Arthur C. Clark and Stanley Kubrick predicted supercomputers more intelligent than humans. In 2001: A Space Odyssey, the HAL states, with typical human immodesty, “The 9000 series is the most reliable computer ever made… We are all, by any practical definition of the words, foolproof and incapable of error.” Forty years later, IBM’s Watson pummeled humans in Jeopardy – a distinctly human game.

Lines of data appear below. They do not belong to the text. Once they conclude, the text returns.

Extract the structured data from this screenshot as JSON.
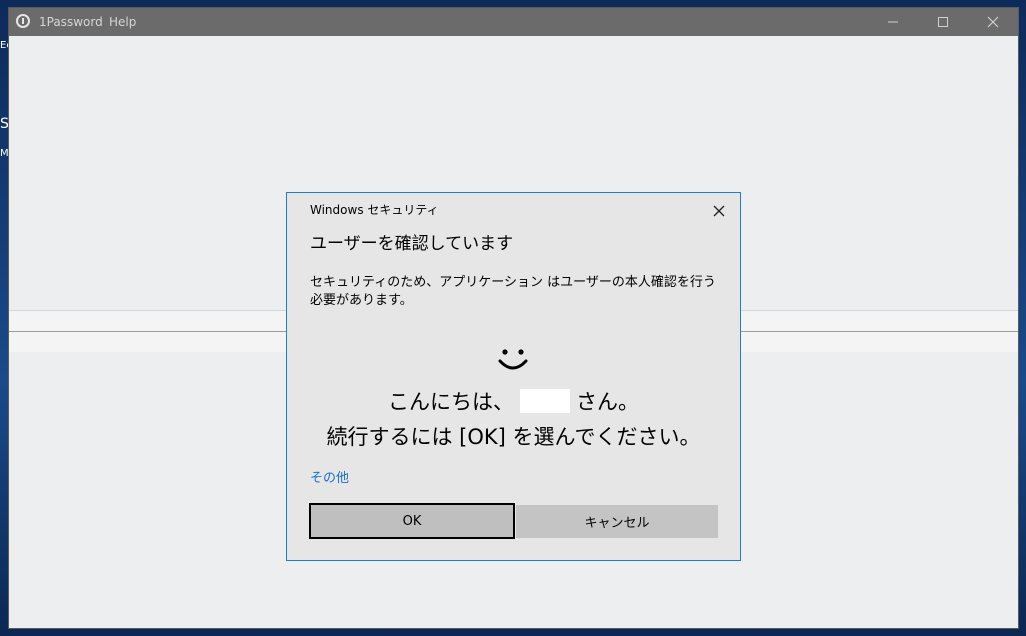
{
  "desktop": {
    "fragments": [
      "Ec",
      "S",
      "Mi"
    ]
  },
  "app": {
    "title": "1Password",
    "menu": [
      "1Password",
      "Help"
    ],
    "controls": [
      "minimize-icon",
      "maximize-icon",
      "close-icon"
    ]
  },
  "dialog": {
    "title": "Windows セキュリティ",
    "heading": "ユーザーを確認しています",
    "message": "セキュリティのため、アプリケーション はユーザーの本人確認を行う必要があります。",
    "icon": "smile-icon",
    "greeting_prefix": "こんにちは、",
    "greeting_suffix": "さん。",
    "instruction": "続行するには [OK] を選んでください。",
    "more_link": "その他",
    "ok_label": "OK",
    "cancel_label": "キャンセル",
    "accent_color": "#1f7bd6",
    "link_color": "#1a6fc9"
  }
}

Watson is a big shot oncology fellow at MD Anderson – he is already impressing nurses and the attendings. The supercomputer presented patients in the morning rounds, parsed data within seconds, and made few mistakes. The real oncology fellow, the human I mean, flabbergasted by the efficiency of his binary colleague, relayed to the Washington Post, “Even if you work all night, it would be impossible to be able to put this much information together like that.” Watson doesn’t have to worry about duty hour restrictions.
CEO of IBM, Ginni Rometty, claims that Watson 2.0 will interpret medical imaging like a radiologist. In its third iteration, the supercomputer will “debate and reason.” Why hire radiologists who sap productivity with lunch breaks and sleep? Watson will never complain about the dearth of vegan food in the cafeteria, never get tired, and – best of all – never whine about Medicare reimbursement cuts.
But forgive me for snoring at night without fear of the Robo-Radiologist. The reasons are simple.
There are tasks which a toddler can do with no easy computational solution, like recognizing moms, dads and aunts. “Aunt Minnies” are diagnoses that can instantly be identified the same way you might recognize the face of your aunt in a crowd. These are the easiest diagnoses for a radiologist but are so difficult for a computer that computer scientists have invented heuristics – shortcuts which trade accuracy for speed. Heuristics are “good enough” algorithms, but may not be good enough for the high stakes in medicine.
Facebook’s facial recognition might pick your face from a group picture most of the time, but it also makes laughable mistakes. Before Watson replaces radiologists, it must meet a higher bar than Facebook. “Might” is not good enough.
Suppose that Watson can spot Aunt Minnies. It must communicate which is does using natural language processing. But medical lingo is anything but natural. A helpful radiology request might read, “75 yo M w/ MM, AAA s/p TEVAR c/b EL on 2/2013 p/w CP r/t back.” A less helpful one: “Unspecified,” Medical lingo has typographical errors, missing punctuations and ambiguous acronyms.
MM – is that Multiple myeloma? Mediastinal mass? Malignant mesothelioma? Metastatic melanoma? Or Mr. Mean?
During the 2011 Jeopardy competition, a clue asked for the “anatomic oddity of US gymnast George Eyser.” Watson answered “what is ‘legs?” The correct response: “what is missing a leg?” Watson misinterpreted the question because it knew “anatomic” but not “oddity.”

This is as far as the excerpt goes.